Key Skills:AI Concepts: Machine Learning, NLP and Deep Learning, AI/ML Technologies: LLM APIs, Prompt Engineering, Machine Learning, GenAi, Advanced ML and Deep Learning Fundamentals (ANN, CNN, RNN)
Roles and Responsibilities:
- Design, build, and maintain end-to-end machine learning pipelines for batch and large-scale data processing.
- Deploy, manage, and scale machine learning models in production on AWS using services such as SageMaker, Bedrock, or custom ML infrastructure.
- Implement and manage MLflow for experiment tracking, model versioning, and model registry management.
- Architect batch and real-time inference systems optimized for performance, scalability, and cost efficiency.
- Work with structured, unstructured, and geospatial data, including satellite and aerial imagery where applicable.
- Collaborate with data scientists to transition models from experimentation to robust production systems.
- Partner with platform engineering teams to design and optimize compute infrastructure, GPU clusters, and storage solutions.
- Build and maintain model monitoring systems to detect performance degradation, bias, and data drift.
- Design and execute canary deployments and A/B testing strategies for safe and reliable model rollouts.
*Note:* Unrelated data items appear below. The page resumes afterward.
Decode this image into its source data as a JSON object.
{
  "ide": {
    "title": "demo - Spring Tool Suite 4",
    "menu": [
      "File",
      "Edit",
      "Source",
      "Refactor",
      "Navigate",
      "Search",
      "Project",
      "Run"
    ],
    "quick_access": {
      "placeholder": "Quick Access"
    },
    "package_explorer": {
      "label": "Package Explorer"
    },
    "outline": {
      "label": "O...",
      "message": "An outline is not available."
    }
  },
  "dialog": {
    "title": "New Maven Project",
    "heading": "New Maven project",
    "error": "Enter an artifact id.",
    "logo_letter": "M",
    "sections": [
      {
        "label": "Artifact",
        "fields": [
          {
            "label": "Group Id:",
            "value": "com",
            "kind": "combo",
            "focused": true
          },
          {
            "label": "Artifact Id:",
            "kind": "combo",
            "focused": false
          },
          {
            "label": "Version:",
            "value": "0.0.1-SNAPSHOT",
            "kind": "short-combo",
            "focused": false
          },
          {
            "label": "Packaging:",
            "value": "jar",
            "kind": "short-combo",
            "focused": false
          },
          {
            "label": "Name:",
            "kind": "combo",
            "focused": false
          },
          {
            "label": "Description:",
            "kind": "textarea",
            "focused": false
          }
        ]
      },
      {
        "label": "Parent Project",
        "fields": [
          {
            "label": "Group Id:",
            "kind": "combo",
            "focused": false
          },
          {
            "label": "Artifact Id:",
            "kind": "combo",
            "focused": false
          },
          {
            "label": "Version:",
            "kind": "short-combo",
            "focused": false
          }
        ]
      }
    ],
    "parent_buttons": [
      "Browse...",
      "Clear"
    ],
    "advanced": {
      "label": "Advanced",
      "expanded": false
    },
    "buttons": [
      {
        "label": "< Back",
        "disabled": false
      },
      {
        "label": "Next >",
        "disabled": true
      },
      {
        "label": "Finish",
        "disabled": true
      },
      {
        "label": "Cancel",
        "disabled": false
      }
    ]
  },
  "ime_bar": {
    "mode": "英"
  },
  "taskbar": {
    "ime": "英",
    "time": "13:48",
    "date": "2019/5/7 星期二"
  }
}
- Develop active learning pipelines to continuously improve model accuracy while minimizing labeling efforts.
- Establish standardized model evaluation frameworks and benchmarking processes.
- Implement observability, logging, and alerting mechanisms for production ML workloads.
- Mentor junior ML engineers and data scientists on best practices for scalable and production-ready ML systems.
- Drive technical decisions related to ML architecture, tooling, and long-term platform strategy.
- Contribute to engineering standards, documentation, and architectural roadmaps.
Skills Required:
- Strong understanding of core AI concepts, including Machine Learning, Natural Language Processing (NLP), and Deep Learning, is required.
- Hands-on experience with GenAI technologies, including LLM APIs and prompt engineering, is required.
- Solid experience in designing, training, and deploying machine learning models in production environments is required.
- Proficiency in deep learning frameworks and techniques, including CNNs, RNNs, and advanced neural network architectures, is required.
- Experience with MLOps practices, including model deployment, monitoring, versioning, and lifecycle management, is required.
- Strong exposure to AWS cloud services for ML workloads is required.
- Experience with ML experiment tracking and model management tools such as MLflow is required.
- Ability to design scalable and cost-efficient inference pipelines is required.
- Familiarity with data drift detection, model performance monitoring, and observability is required.
- Strong problem-solving skills and the ability to work on complex, large-scale ML systems are required.
- Excellent collaboration and communication skills for working with cross-functional engineering and product teams are required.
Education:Bachelor's or Master's degree in Computer Science, Engineering, Data Science, or a related technical field.